Compounding our active and energetic lifestyles is the fact that we're beneficiaries to a social culture that supports forward movement. It's good to anticipate and plan well, and we find encouragement in being proactive. Even in the most mundane things, it's challenging to be attentive and patient. For example, we seldom enjoy waiting in lines, and we fret about travel changes that don't honor our immediate expectations. In short, very little in our current culture prepares us for attentiveness and being in the moment.
Yet, there's something to be said for a time and season of attentiveness and mindfulness. Deep inside the human spirit lies the need to be receptive and open to the beauty and goodness that emerges when we aren't in control. At different times, we've all experienced the benefits of being surprised by the love and care of friends and family members. What often makes these moments of receptivity and trust meaningful for us is precisely knowing that we had very little to do with them.
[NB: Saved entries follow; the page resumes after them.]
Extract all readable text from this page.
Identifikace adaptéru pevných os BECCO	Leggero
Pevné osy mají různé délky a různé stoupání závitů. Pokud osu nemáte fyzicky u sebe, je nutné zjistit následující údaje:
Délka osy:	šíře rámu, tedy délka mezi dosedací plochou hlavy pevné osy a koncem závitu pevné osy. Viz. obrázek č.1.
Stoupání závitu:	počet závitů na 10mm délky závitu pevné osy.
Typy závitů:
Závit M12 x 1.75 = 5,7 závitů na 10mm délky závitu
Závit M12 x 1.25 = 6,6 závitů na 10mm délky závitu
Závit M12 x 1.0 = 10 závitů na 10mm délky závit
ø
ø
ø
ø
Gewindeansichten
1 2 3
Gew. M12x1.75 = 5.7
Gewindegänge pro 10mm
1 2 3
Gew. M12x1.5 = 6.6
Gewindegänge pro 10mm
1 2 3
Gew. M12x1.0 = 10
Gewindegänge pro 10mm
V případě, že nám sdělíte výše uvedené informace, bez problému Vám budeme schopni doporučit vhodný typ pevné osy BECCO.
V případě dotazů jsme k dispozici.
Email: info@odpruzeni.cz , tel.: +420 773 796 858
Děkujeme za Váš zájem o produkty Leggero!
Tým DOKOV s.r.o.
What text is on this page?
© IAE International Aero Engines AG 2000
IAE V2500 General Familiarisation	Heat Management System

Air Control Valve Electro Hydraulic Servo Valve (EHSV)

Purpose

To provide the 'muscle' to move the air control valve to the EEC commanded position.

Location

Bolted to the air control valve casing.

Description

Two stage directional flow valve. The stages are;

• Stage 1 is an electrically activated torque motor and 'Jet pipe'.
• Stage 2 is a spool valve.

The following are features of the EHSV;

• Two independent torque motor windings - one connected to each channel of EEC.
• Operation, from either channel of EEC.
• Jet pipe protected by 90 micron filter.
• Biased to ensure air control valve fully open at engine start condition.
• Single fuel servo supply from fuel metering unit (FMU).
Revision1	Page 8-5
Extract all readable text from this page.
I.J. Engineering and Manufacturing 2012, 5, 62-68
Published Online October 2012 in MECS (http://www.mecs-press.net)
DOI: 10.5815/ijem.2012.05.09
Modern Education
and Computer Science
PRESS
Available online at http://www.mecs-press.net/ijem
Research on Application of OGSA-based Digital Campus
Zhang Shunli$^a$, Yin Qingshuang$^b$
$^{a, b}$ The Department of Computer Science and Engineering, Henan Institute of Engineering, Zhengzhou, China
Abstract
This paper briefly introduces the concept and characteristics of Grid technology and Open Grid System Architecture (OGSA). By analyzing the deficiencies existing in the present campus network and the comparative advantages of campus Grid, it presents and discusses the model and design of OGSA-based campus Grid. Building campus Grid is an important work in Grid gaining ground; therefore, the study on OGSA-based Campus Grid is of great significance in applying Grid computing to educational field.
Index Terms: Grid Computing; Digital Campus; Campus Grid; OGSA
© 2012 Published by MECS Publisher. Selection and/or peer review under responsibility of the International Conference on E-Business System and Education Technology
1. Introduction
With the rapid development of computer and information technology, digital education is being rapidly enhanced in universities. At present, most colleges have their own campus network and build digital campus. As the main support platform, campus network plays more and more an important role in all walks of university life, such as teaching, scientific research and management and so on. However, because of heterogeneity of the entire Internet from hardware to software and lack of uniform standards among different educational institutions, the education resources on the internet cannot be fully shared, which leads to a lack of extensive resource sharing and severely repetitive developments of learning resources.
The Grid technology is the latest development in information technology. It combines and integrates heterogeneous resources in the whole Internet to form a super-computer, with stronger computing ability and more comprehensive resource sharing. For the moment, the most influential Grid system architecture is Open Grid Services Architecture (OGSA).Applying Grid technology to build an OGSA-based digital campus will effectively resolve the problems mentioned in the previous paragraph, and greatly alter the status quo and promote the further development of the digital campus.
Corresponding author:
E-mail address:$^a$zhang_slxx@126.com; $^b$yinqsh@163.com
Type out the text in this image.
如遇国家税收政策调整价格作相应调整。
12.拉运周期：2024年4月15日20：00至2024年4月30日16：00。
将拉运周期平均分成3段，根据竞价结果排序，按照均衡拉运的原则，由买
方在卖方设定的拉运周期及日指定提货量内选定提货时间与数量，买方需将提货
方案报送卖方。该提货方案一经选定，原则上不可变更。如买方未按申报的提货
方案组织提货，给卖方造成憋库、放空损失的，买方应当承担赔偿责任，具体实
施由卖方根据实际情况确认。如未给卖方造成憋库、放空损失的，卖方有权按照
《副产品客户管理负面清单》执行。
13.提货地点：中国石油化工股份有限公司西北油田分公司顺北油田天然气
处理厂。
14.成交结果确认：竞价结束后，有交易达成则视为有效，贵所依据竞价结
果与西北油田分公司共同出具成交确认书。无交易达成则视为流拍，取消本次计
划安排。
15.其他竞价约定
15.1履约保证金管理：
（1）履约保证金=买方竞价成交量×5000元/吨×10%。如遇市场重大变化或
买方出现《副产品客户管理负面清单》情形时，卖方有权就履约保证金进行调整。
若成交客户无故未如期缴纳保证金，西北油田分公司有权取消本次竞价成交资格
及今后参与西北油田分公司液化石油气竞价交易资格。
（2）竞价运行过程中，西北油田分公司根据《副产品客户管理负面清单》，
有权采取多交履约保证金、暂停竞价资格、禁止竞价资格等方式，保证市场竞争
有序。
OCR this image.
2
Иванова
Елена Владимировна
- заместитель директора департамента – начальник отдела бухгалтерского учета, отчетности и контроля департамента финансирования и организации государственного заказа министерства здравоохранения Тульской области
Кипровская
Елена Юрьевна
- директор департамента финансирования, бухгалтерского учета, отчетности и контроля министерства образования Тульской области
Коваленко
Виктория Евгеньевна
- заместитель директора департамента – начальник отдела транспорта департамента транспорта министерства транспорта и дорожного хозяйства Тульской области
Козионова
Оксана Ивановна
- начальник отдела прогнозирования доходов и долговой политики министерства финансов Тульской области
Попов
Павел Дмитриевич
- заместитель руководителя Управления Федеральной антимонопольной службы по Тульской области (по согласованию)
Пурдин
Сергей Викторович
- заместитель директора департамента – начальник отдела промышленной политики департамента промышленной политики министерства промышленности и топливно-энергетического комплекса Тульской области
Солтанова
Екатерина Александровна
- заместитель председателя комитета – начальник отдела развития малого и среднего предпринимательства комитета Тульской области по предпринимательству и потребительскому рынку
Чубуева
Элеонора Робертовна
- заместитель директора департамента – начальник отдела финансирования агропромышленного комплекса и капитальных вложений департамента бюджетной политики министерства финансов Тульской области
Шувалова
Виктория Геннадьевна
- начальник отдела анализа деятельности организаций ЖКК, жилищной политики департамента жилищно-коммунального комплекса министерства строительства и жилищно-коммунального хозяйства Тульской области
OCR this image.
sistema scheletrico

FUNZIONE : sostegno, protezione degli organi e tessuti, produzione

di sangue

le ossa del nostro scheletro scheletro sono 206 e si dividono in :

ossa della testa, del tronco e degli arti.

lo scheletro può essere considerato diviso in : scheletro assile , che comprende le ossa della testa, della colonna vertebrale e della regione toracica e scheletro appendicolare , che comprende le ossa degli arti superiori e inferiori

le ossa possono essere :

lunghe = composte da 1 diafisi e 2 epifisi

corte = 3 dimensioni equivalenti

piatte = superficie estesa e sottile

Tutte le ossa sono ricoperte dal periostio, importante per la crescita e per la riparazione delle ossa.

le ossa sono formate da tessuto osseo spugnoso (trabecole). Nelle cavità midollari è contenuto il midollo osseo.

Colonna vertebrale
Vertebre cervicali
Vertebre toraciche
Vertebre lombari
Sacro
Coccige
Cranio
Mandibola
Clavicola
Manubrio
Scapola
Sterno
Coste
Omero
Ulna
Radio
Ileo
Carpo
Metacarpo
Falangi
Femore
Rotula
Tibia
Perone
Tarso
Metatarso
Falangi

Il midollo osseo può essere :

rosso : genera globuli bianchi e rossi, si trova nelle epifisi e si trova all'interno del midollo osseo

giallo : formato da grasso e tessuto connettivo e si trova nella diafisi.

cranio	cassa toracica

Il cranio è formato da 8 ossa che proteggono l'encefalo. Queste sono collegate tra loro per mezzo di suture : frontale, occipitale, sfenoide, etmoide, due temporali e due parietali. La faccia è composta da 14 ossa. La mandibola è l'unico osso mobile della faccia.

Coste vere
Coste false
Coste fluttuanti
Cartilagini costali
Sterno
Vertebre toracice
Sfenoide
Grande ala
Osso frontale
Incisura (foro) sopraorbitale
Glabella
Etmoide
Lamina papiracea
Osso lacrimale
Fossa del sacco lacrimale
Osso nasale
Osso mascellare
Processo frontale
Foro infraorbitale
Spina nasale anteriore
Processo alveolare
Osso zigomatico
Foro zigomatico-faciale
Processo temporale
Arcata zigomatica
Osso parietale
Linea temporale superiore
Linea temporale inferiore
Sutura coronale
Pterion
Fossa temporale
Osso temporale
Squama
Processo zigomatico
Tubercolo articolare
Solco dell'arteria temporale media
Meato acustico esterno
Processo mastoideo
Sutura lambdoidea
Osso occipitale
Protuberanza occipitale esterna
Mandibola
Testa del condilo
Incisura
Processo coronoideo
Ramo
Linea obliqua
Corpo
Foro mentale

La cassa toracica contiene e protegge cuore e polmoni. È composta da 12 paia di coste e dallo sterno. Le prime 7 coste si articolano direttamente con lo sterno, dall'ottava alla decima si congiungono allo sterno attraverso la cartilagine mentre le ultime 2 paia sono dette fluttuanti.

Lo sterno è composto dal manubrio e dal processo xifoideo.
I suspect that part of our recent rhythm and movements of Advent, Christmas, the New Year and Epiphany in our faith calendars are meant to remind us of this receptive capacity in our human spirit. The fact that we set aside weeks to practice the Advent waiting and see Christmas lasting more than a day signals how important it is to step back a bit, and find the time to reflect more intentionally on God's grace in our lives. Indeed, while the world would have us preoccupied solely with New Year's goals and aspirations, our faith beckons us to slow down and simply quiet our spirit, mind and body so as to pray and discern more intimately to and with our Lord.
In this quiet space, we begin to open our hearts to the goodness before us. And, like Mary our mother, express our joyful exaltation: "My soul magnifies the Lord, and my spirit rejoices in God my Savior, for He has looked with favor on the lowliness of His servant. Surely, from now on all generations will call me blessed; for the Mighty One has done great things for me, and holy is His name" (Luke 1:46-49).
This mindfulness of God's marvelous work in our lives prepares us to be attentive and disposes us to see and embrace what really matters. The noise and distractions that will confront us again this New Year will rarely provide the needed inner peace and spiritual insights. Like Mary in her prayer, we have to shift our attention beyond the clatter of the moment to the things that magnify the good, and bring us closer to the Lord.
May this attentiveness and care with the Lord, also, grant us the courage to come closer to those around us, especially the poor, needy and hungry (Luke 1: 51-54). And may our goal to see and embrace one another more intentionally increase our faith and hope. Happy New Year!
Orozco is executive director of intercultural and interreligious affairs for the Archdiocese of St. Louis.